The ext4 change would only stop after @to when the folio was already
uptodate on entry, similar to your block_commit_write() suggestion:
+ bool folio_uptodate = folio_test_uptodate(folio);
+
for (bh = head, block_start = 0;
- bh != head || !block_start;
+ (bh != head || !block_start) &&
+ (!folio_uptodate || block_start < to);
block++, block_start = block_end, bh = bh->b_this_page) {
...
}
So the prefix path and all in-range handling stay unchanged. The only
skipped work is the tail part after @to, and only for a folio that was
already uptodate before write_begin() started.
> ... converting ext4 to use iomap instead of buffer heads.

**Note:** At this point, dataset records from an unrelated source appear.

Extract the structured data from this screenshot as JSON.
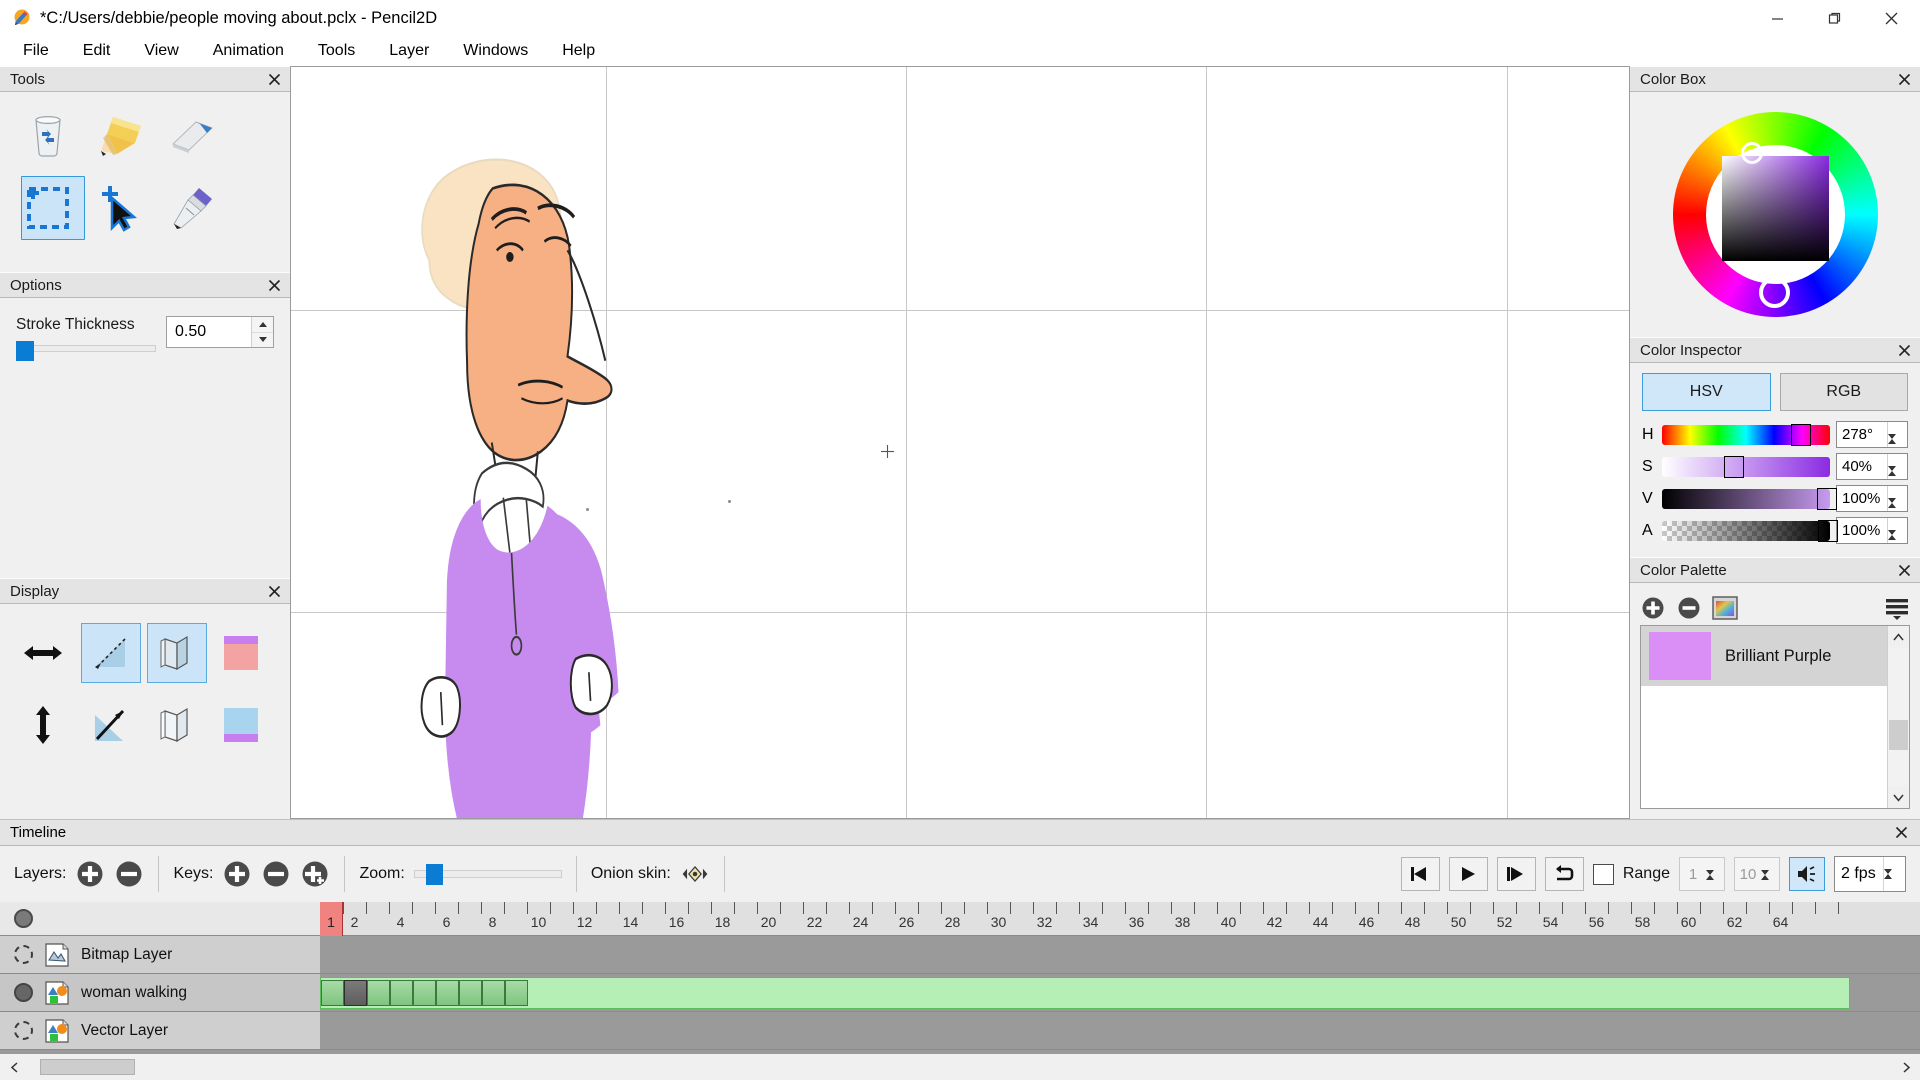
{
  "window": {
    "title": "*C:/Users/debbie/people moving about.pclx - Pencil2D",
    "minimize": "minimize-icon",
    "maximize": "maximize-icon",
    "close": "close-icon"
  },
  "menu": {
    "items": [
      "File",
      "Edit",
      "View",
      "Animation",
      "Tools",
      "Layer",
      "Windows",
      "Help"
    ]
  },
  "tools_panel": {
    "title": "Tools",
    "close": "×",
    "tools": [
      {
        "name": "clear-tool",
        "icon": "trash-icon",
        "active": false
      },
      {
        "name": "pencil-tool",
        "icon": "pencil-icon",
        "active": false
      },
      {
        "name": "eraser-tool",
        "icon": "eraser-icon",
        "active": false
      },
      {
        "name": "select-tool",
        "icon": "select-rectangle-icon",
        "active": true
      },
      {
        "name": "move-tool",
        "icon": "move-arrow-icon",
        "active": false
      },
      {
        "name": "pen-tool",
        "icon": "pen-nib-icon",
        "active": false
      }
    ]
  },
  "options_panel": {
    "title": "Options",
    "close": "×",
    "stroke_thickness_label": "Stroke Thickness",
    "stroke_thickness_value": "0.50"
  },
  "display_panel": {
    "title": "Display",
    "close": "×",
    "controls": [
      {
        "name": "flip-horizontal",
        "icon": "arrows-horizontal-icon",
        "active": false
      },
      {
        "name": "onion-skin-previous",
        "icon": "onion-prev-icon",
        "active": true
      },
      {
        "name": "onion-skin-next",
        "icon": "onion-pages-icon",
        "active": true
      },
      {
        "name": "onion-color-red",
        "icon": "color-swatch-red-icon",
        "active": false
      },
      {
        "name": "flip-vertical",
        "icon": "arrows-vertical-icon",
        "active": false
      },
      {
        "name": "onion-skin-mode",
        "icon": "onion-next-icon",
        "active": false
      },
      {
        "name": "onion-skin-frames",
        "icon": "onion-pages-alt-icon",
        "active": false
      },
      {
        "name": "onion-color-blue",
        "icon": "color-swatch-blue-icon",
        "active": false
      }
    ]
  },
  "color_box": {
    "title": "Color Box",
    "close": "×",
    "wheel": "color-wheel",
    "selected_color": "#cf87f2"
  },
  "color_inspector": {
    "title": "Color Inspector",
    "close": "×",
    "tabs": [
      {
        "label": "HSV",
        "active": true
      },
      {
        "label": "RGB",
        "active": false
      }
    ],
    "channels": [
      {
        "label": "H",
        "value": "278°",
        "pos": 77
      },
      {
        "label": "S",
        "value": "40%",
        "pos": 37
      },
      {
        "label": "V",
        "value": "100%",
        "pos": 94
      },
      {
        "label": "A",
        "value": "100%",
        "pos": 95
      }
    ]
  },
  "color_palette": {
    "title": "Color Palette",
    "close": "×",
    "buttons": [
      {
        "name": "add-color-button",
        "icon": "plus-circle-icon"
      },
      {
        "name": "remove-color-button",
        "icon": "minus-circle-icon"
      },
      {
        "name": "palette-preview-button",
        "icon": "palette-grid-icon"
      },
      {
        "name": "palette-menu-button",
        "icon": "hamburger-menu-icon"
      }
    ],
    "swatches": [
      {
        "name": "Brilliant Purple",
        "color": "#d98ff5",
        "selected": true
      }
    ]
  },
  "timeline": {
    "title": "Timeline",
    "close": "×",
    "layers_label": "Layers:",
    "layer_add": "add-layer-icon",
    "layer_remove": "remove-layer-icon",
    "keys_label": "Keys:",
    "key_add": "add-key-icon",
    "key_remove": "remove-key-icon",
    "key_duplicate": "duplicate-key-icon",
    "zoom_label": "Zoom:",
    "onion_label": "Onion skin:",
    "onion_icon": "onion-skin-toggle-icon",
    "playback": {
      "prev_frame": "previous-frame-icon",
      "play": "play-icon",
      "next_frame": "next-frame-icon",
      "loop": "loop-icon",
      "range_label": "Range",
      "range_checked": false,
      "range_start": "1",
      "range_end": "10",
      "sound": "sound-icon",
      "sound_active": true,
      "fps": "2 fps"
    },
    "ruler": {
      "current_frame": "1",
      "labels": [
        "2",
        "4",
        "6",
        "8",
        "10",
        "12",
        "14",
        "16",
        "18",
        "20",
        "22",
        "24",
        "26",
        "28",
        "30",
        "32",
        "34",
        "36",
        "38",
        "40",
        "42",
        "44",
        "46",
        "48",
        "50",
        "52",
        "54",
        "56",
        "58",
        "60",
        "62",
        "64"
      ]
    },
    "layers": [
      {
        "name": "Bitmap Layer",
        "icon": "bitmap-layer-icon",
        "visible": false,
        "selected": false,
        "keyframes": [],
        "track_green": false
      },
      {
        "name": "woman walking",
        "icon": "vector-layer-icon",
        "visible": true,
        "selected": true,
        "keyframes": [
          1,
          2,
          3,
          4,
          5,
          6,
          7,
          8,
          9
        ],
        "selected_key": 2,
        "track_green": true
      },
      {
        "name": "Vector Layer",
        "icon": "vector-layer-icon",
        "visible": false,
        "selected": false,
        "keyframes": [],
        "track_green": false
      }
    ]
  },
  "canvas": {
    "name": "drawing-canvas",
    "artwork_description": "woman walking character sketch",
    "colors": {
      "hair": "#fae3c3",
      "skin": "#f7b083",
      "shirt": "#c78bf0",
      "outline": "#1a1a1a"
    }
  }
}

I strongly agree that iomap is the right direction for ext4. The iomap
buffered write path would make this particular buffer-head walk cost go
away.
The reason I am still looking at this path is that the regression is
visible in our LTS upgrade testing from 6.12 to 6.18. It was introduced
by the ext4 large-folio enablement in v6.16. For example, in our
libMicro release benchmark with THP always enabled, usecs/call, lower is
better:
case v6.12 v6.18 regression
write_u1k 0.609 4.659 +665.0%
write_u10k 1.408 4.869 +245.8%
The iomap conversion is the long-term fix, but it does not help kernels
which still use the buffer-head buffered write path. I would like to keep
this as a small regression fix for that path, and make it minimal enough
to be suitable for stable/LTS backport.
Would this v2 direction look OK to you?